Now admittedly, “my experience” is not a scientific study; but I have been a student, faculty member, visitor or fellow at a wide range of schools: University of Miami, Harvard Law School, Stanford Law School, University of Missouri-Columbia and FSU, in addition to my permanent position at University of Tulsa. And in all those places most (even if not all) of the faculty had some experience practicing law, often at a very high level.

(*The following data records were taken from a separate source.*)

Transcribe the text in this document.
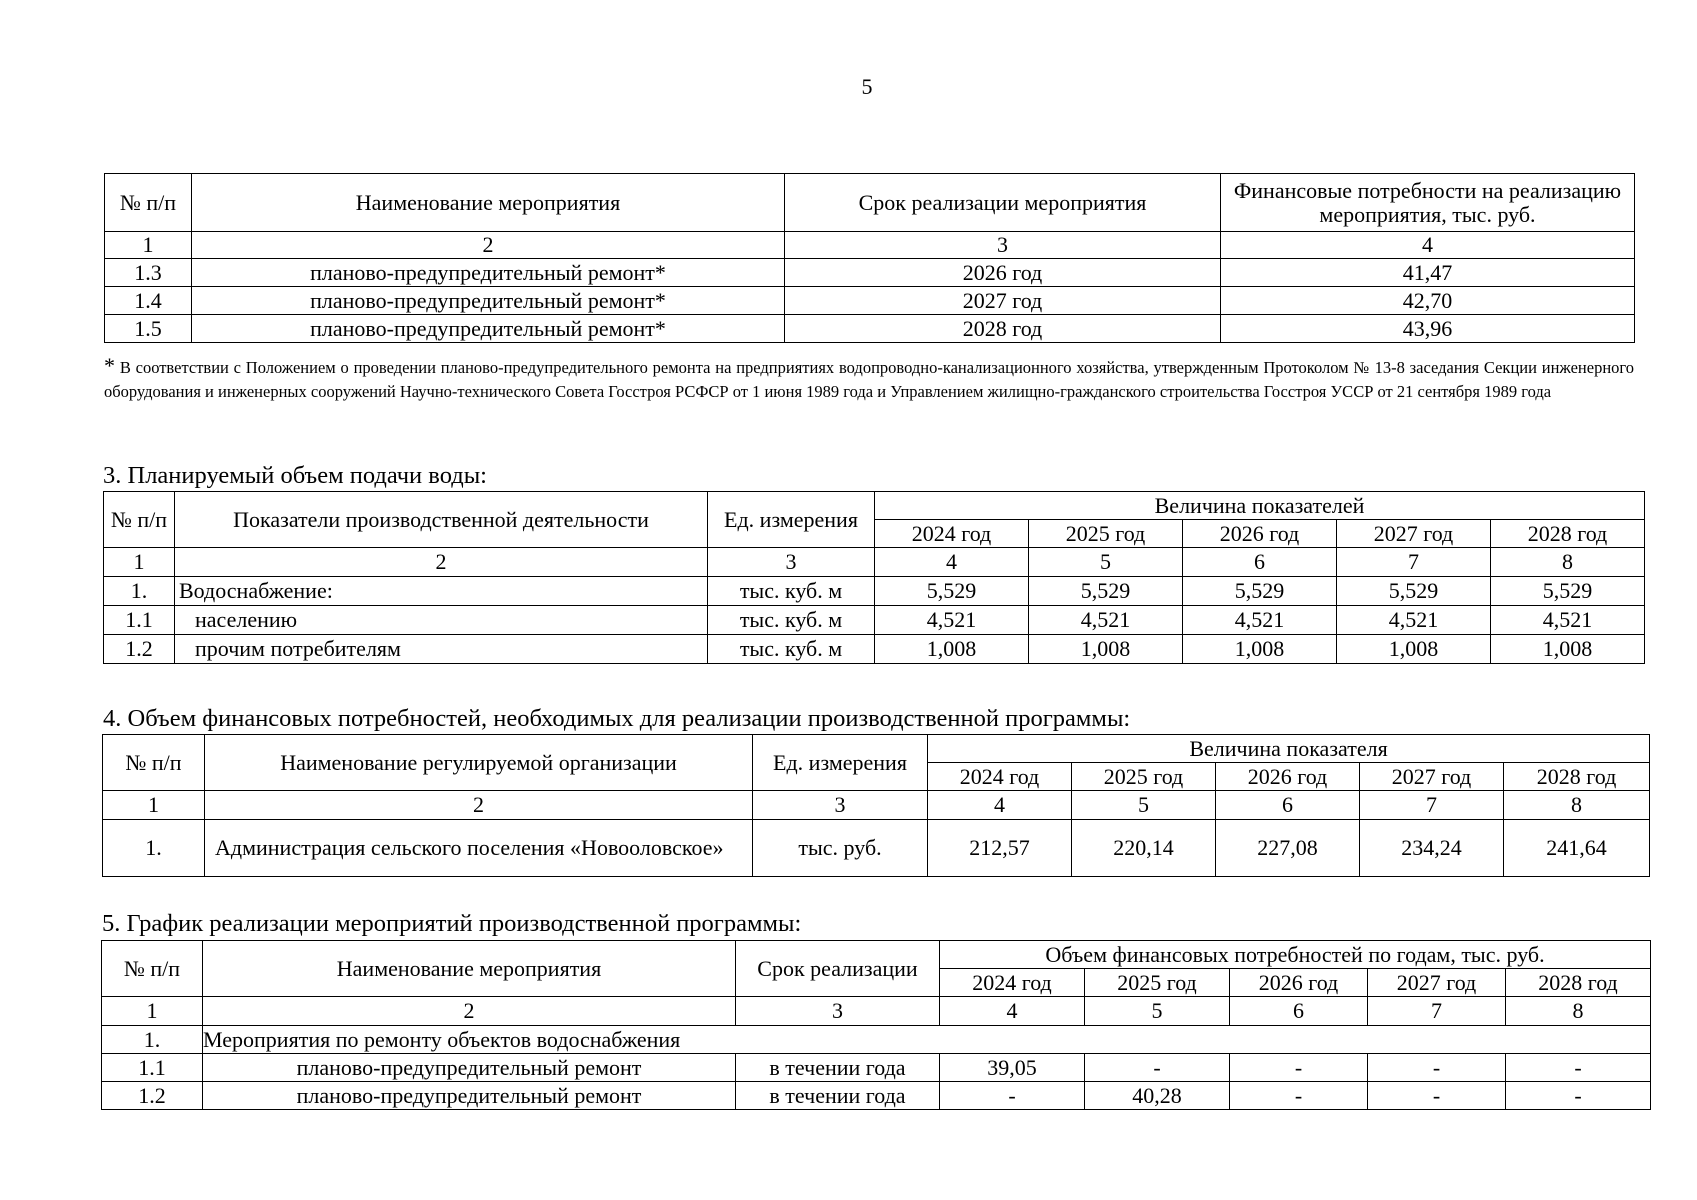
5
№ п/п	Наименование мероприятия	Срок реализации мероприятия	Финансовые потребности на реализацию мероприятия, тыс. руб.
1	2	3	4
1.3	планово-предупредительный ремонт*	2026 год	41,47
1.4	планово-предупредительный ремонт*	2027 год	42,70
1.5	планово-предупредительный ремонт*	2028 год	43,96
* В соответствии с Положением о проведении планово-предупредительного ремонта на предприятиях водопроводно-канализационного хозяйства, утвержденным Протоколом № 13-8 заседания Секции инженерного оборудования и инженерных сооружений Научно-технического Совета Госстроя РСФСР от 1 июня 1989 года и Управлением жилищно-гражданского строительства Госстроя УССР от 21 сентября 1989 года
3. Планируемый объем подачи воды:
№ п/п	Показатели производственной деятельности	Ед. измерения	Величина показателей				
			2024 год	2025 год	2026 год	2027 год	2028 год
1	2	3	4	5	6	7	8
1.	Водоснабжение:	тыс. куб. м	5,529	5,529	5,529	5,529	5,529
1.1	населению	тыс. куб. м	4,521	4,521	4,521	4,521	4,521
1.2	прочим потребителям	тыс. куб. м	1,008	1,008	1,008	1,008	1,008
4. Объем финансовых потребностей, необходимых для реализации производственной программы:
№ п/п	Наименование регулируемой организации	Ед. измерения	Величина показателя				
			2024 год	2025 год	2026 год	2027 год	2028 год
1	2	3	4	5	6	7	8
1.	Администрация сельского поселения «Новооловское»	тыс. руб.	212,57	220,14	227,08	234,24	241,64
5. График реализации мероприятий производственной программы:
№ п/п	Наименование мероприятия	Срок реализации	Объем финансовых потребностей по годам, тыс. руб.				
			2024 год	2025 год	2026 год	2027 год	2028 год
1	2	3	4	5	6	7	8
1.	Мероприятия по ремонту объектов водоснабжения						
1.1	планово-предупредительный ремонт	в течении года	39,05	-	-	-	-
1.2	планово-предупредительный ремонт	в течении года	-	40,28	-	-	-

But here’s the rub. Even if you have practice experience, at some point that experience will become stale. That is, your practice experience from 10 or 15 or 20 years ago undoubtedly continues to have relevance for your teaching and scholarship; but some of it is going to reflect a different world than the one your students enter. When I was in practice we still routinely dictated memos and pleadings. I don’t know if that is common now. The internet, email and electronic discovery/filing barely existed, even though word processing and computers did. Court reporters took most depositions and video depositions were the exception not the rule. Social media didn’t exist at all. Does that mean my practice experience is irrelevant? I hope not.

But even if all law schools suddenly made practice experience the sine qua non of hiring, that experience would soon become stale with the passage of time unless we continue to practice (and some do). Whether you think this is a bad thing may depend on what you skills and knowledge you think practice experience brings to teaching and scholarship. It could well be that the bits that degrade over time aren’t so critical to what you have to offer to students from your practice experience and so it doesn’t matter that it wasn’t very much or that at some point it will become stale.

Either way, given that it will inevitably grow stale, it is easy to understand why schools wouldn’t make practice experience the be all and end all of hiring. What they do clearly value is scholarship. Written work is one of the few things that it is possible to assess ex ante as opposed to ex post. (It is hard to assess in advance what sort of teacher someone will be.) We want professors to be productive scholars. Productivity is often a product of intellectual curiosity and enthusiasm. And that intellecutal curiority and enthusiasm often contributes to good teaching as well. So there is nothing particularly illegitimate that law professors, like professors in other fields, explore what is of interest to them without first considering whether it will be of interest to others, or more grandly, to the practice or even the world as a whole.